Hay, naturalmente, otras versiones destacables, aunque a veces se eche de menos un soplo de aliento poético y personal:

Igor Markevitch controla la Orchestre Lamoureaux (DG, 1958) con precisión, análisis y brillantez. El peculiar timbre de la orquesta francesa reta a una curiosa experiencia.

Carl Schuricht es otro deudor del legado toscaniniano, que asegura los tempi, ligeros y sencillos, con un modesto rubato para caracterizar cada variación (extremadamente delicada la nº 12, con su fantasmal flauta) sin perder el sentido de la forma. La grabación (Artemisia, 1962) presenta los habituales problemas en las mezclas (maderas en primer plano, pasando poco después al fondo de la orquesta de la Sinfonie-Orchester des Bayerischen Rundfunks).

Wolfgang Sawallisch contiene a la Wiener Philharmoniker (Decca, 1963) en la línea rigurosa, objetiva y racional, de sereno equilibrio sonoro, y corta de inspiración.

Que George Szell fue asistente de Toscanini se detecta en el estilo incisivo, de claridad textural y rítmica, y cierta despreocupación por las dinámicas, sin abandonarse al romance y a veces virando hacia lo lúgubre. El mesurado tempo en el finale le permite apuntalar su sentido arquitectónico. Enjuta grabación, parca en dinámica, de The Cleveland Orchestra (Sony, 1967).

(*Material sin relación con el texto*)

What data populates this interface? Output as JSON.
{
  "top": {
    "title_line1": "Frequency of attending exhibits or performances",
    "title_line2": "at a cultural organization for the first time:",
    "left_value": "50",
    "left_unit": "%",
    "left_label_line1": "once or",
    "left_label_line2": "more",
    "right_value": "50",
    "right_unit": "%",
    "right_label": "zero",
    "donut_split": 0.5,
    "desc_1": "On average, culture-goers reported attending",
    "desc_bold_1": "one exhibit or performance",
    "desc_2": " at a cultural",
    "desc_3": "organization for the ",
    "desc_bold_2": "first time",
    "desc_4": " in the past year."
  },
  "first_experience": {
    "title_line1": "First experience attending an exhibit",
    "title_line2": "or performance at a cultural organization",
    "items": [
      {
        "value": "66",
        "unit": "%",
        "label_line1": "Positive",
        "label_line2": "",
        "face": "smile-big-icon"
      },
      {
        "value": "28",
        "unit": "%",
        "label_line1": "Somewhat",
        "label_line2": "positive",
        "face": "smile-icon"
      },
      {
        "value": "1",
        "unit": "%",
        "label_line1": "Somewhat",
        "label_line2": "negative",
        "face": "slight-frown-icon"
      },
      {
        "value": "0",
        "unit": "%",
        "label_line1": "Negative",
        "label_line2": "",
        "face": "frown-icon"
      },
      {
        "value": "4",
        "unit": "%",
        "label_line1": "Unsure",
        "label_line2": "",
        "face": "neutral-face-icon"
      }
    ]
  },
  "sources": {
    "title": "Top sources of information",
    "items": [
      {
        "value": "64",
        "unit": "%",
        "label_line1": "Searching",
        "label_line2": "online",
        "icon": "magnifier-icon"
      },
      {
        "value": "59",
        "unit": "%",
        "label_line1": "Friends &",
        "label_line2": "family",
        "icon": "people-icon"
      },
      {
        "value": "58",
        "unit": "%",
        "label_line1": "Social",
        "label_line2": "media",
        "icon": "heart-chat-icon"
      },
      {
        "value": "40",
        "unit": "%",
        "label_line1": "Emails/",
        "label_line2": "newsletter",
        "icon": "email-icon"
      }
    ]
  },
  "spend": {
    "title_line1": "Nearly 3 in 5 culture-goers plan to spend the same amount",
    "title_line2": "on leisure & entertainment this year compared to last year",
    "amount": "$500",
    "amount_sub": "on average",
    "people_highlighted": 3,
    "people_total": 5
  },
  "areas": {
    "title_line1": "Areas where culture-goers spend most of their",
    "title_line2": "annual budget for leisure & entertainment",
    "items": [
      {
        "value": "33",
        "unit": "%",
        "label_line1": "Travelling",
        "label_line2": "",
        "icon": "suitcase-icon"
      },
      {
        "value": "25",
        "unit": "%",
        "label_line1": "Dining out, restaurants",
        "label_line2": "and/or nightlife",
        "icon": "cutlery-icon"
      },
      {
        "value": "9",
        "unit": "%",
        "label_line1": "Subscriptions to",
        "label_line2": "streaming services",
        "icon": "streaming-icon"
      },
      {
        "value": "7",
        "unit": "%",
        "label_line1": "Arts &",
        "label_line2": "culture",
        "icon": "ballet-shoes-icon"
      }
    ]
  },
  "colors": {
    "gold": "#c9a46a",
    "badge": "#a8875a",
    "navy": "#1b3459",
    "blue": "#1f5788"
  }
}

Leopold Stokowski y la New Philharmonia Orchestra (RCA, 1967): centrado en la singular variedad tímbrica, de la que hace una charlatana hipérbole subjetiva, sin llegar a ser rapsódicamente amorfo.

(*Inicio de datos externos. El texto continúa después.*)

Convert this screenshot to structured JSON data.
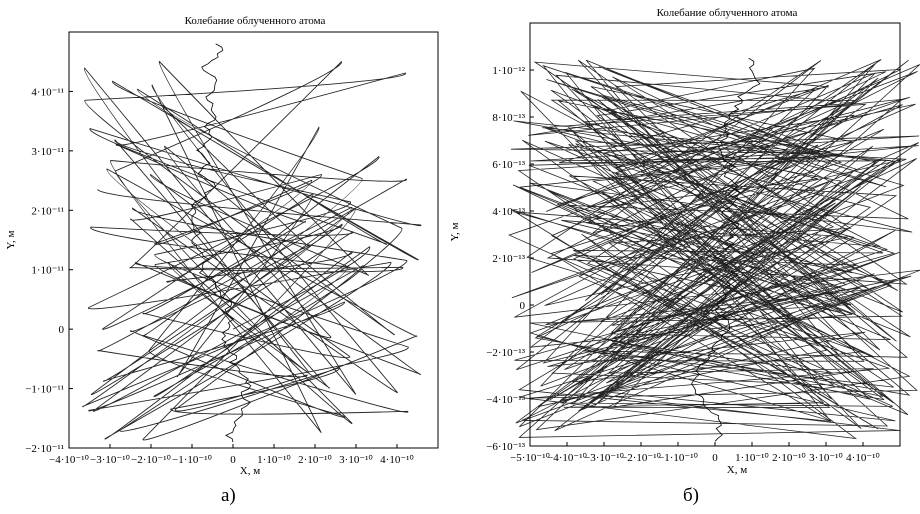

Algunos críticos demuestran una gran lealtad al registro de Kurt Sanderling con la Staatskapelle Dresden (Tower, 1972): en la vía intermedia entre romántica y clásica (como el mejor Giulini) hace una lectura terrena, concisa y mesurada, de ataques suaves y nítidos, de tempi amplios, y canija de arrebato. Su segundo intento con la Berliner Simphonie Orchester (Capriccio, 1990) presenta mejor sonido.

La de Bernard Haitink con la Royal Concertgebouw Orchestra de Amsterdam (Philips, 1972) es otra interpretación calculada, rítmicamente exacta, atinada al planificar los juegos de tensión y relajación, pero hay músicas (la de Brahms sobre todo) que soportan mal una aproximación exclusivamente lógica.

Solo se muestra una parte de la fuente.